Approach -
For my final project I will be investigating the relationship between urban infrastructure investments, like public transit access and green spaces, and the demographic makeup of different city districts. Just in my observation of the makeup of the city, I have always believed that wealthier districts receive higher investments in infrastructure and I am hoping that there can be data to support this claim. In order to accomplish this I will be leveraging the OSMEN data science workflow. I will obtain publicly available data from two distinct sources and scrub it to be able to better explore it and interpret it. I will generate visuals that use the sf package, which integrated perfectly with the Tidyverse. That is the primary package I will be using for this project.
Data Sources:
I first attempted to get a breakdown of demographics and income level by city council district but struggled to find a data source that contained all of the necessary information. Eventually, I found a dataset available on the data.cccnewyork.org website for “Median Incomes in NYC”. Based on the site, the data was last updated in 2023. I was able to select the indicators I wanted to include and it produced distinct data files. For this analysis I focused specifically on the median income levels for the various neighborhoods in New York City. Using the median as the measure for income will serve as a better reflection of typical incomes in a group rather than average income because of income inequality.

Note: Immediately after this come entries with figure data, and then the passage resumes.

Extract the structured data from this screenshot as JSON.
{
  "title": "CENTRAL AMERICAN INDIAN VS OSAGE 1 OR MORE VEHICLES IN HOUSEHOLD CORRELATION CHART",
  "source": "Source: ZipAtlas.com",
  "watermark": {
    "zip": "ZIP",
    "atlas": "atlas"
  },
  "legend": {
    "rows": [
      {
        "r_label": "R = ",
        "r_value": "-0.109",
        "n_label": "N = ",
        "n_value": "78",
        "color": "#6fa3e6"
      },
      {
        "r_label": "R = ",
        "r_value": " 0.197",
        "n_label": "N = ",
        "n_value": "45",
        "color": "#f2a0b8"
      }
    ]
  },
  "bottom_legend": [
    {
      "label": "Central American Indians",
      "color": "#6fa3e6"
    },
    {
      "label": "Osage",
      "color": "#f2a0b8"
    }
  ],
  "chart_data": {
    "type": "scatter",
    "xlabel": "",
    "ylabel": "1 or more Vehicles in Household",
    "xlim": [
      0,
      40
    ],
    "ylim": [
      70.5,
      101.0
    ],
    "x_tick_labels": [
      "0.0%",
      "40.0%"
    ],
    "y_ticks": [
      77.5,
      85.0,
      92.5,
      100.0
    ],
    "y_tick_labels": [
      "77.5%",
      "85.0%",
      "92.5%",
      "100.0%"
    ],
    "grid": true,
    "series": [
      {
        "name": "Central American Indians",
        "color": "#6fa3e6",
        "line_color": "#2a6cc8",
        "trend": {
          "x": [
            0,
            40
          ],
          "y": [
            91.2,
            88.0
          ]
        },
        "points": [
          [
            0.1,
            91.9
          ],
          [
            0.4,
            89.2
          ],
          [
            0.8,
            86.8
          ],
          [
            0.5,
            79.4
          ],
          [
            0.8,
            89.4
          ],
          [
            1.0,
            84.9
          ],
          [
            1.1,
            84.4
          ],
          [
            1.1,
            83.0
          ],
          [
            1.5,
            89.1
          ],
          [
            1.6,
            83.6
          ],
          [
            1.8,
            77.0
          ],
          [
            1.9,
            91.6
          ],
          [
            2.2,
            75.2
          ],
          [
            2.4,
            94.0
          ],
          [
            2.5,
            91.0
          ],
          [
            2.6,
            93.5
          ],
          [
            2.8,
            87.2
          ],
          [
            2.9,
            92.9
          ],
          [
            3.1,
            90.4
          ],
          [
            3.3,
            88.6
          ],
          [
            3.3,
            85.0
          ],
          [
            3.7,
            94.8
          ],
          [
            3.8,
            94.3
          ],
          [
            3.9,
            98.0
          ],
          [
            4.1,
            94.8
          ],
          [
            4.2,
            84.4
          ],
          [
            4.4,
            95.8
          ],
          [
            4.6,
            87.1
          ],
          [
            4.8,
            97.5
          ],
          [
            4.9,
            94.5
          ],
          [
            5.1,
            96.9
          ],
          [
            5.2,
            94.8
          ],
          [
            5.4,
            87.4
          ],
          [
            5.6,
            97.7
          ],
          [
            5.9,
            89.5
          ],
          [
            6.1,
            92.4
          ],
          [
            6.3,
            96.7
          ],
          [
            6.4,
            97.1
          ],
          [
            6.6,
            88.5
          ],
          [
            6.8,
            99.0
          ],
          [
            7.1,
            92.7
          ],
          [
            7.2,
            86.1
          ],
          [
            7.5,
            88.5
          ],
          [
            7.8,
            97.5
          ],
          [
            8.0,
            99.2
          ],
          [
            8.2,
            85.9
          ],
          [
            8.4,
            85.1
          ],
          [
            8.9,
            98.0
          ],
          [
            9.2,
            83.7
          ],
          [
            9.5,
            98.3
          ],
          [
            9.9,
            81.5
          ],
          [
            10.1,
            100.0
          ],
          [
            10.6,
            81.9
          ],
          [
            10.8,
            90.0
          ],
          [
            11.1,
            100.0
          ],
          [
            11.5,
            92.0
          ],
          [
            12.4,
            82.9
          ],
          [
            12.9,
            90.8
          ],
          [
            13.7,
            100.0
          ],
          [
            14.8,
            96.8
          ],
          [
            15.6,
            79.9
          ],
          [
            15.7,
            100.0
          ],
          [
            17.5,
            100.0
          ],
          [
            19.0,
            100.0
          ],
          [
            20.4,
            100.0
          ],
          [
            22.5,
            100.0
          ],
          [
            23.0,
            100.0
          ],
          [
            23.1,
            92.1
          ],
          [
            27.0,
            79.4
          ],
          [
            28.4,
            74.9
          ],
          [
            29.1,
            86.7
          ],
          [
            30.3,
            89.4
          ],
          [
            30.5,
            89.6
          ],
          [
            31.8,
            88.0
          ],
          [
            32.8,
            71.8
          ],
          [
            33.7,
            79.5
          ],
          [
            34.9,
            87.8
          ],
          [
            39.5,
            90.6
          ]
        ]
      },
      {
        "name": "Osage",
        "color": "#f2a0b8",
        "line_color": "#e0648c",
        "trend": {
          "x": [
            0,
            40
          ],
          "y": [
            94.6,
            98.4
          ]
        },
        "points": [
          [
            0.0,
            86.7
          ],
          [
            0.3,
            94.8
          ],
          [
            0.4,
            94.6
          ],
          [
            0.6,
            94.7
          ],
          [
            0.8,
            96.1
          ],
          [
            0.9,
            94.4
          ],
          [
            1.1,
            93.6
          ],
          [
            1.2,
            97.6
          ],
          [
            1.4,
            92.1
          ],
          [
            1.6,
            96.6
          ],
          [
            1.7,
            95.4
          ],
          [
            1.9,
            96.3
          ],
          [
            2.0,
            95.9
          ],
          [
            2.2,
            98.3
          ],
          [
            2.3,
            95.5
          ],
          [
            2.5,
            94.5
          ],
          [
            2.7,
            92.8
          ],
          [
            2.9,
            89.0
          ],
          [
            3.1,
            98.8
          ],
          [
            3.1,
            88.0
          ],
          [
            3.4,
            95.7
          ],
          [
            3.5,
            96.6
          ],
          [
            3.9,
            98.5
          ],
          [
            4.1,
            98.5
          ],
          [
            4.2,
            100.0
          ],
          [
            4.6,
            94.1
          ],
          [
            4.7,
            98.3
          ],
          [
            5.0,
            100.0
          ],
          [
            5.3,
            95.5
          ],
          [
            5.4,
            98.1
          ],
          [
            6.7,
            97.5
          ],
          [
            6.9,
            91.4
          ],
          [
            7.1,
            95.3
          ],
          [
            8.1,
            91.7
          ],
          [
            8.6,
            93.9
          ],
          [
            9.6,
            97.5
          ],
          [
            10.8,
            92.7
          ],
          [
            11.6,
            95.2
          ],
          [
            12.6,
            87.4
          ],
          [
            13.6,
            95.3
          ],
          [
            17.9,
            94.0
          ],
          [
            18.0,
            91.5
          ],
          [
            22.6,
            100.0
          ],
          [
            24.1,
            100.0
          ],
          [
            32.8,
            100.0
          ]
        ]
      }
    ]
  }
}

The second data set I found was available on the data.ny.gov website for the latest “MTA Subway Stations”. I will pull this data dynamically as a GeoJSON using the sf package.
Conclusion -
After running my linear regression model, the summary displayed a p-value of 0.0005787 for all households. Because this p-value is less than 0.05, I can confidently conclude that there is a statistically significant relationship between a district’s wealth and its subway access. The line in my scatter plot goes slightly up and to the right which indicates that the wealthier neighborhoods have more stations. This affirms my initial assumption.
Using the heatmap I produced, it is evident that lower Manhattan around the financial district holds the most wealth distribution, with a median income of over $198K, and the most access to MTA subways, with district 101 alone having 23 stations. The Bronx holds the least wealth distribution, with a median income of less than $31K in district 203 and 206 and only 2 subway stations.
It is a very interesting analysis for me because my general experience is that folks who have lower income rely heavily on public transit to navigate their day to day. This disproportionate access to subways impacts the quality of life for individuals in these neighborhoods. They are much more limited in their ability to find alternative transportation methods due to income restrains. I would likely extend this analysis and see if I could find data on households with vehicles to compare further.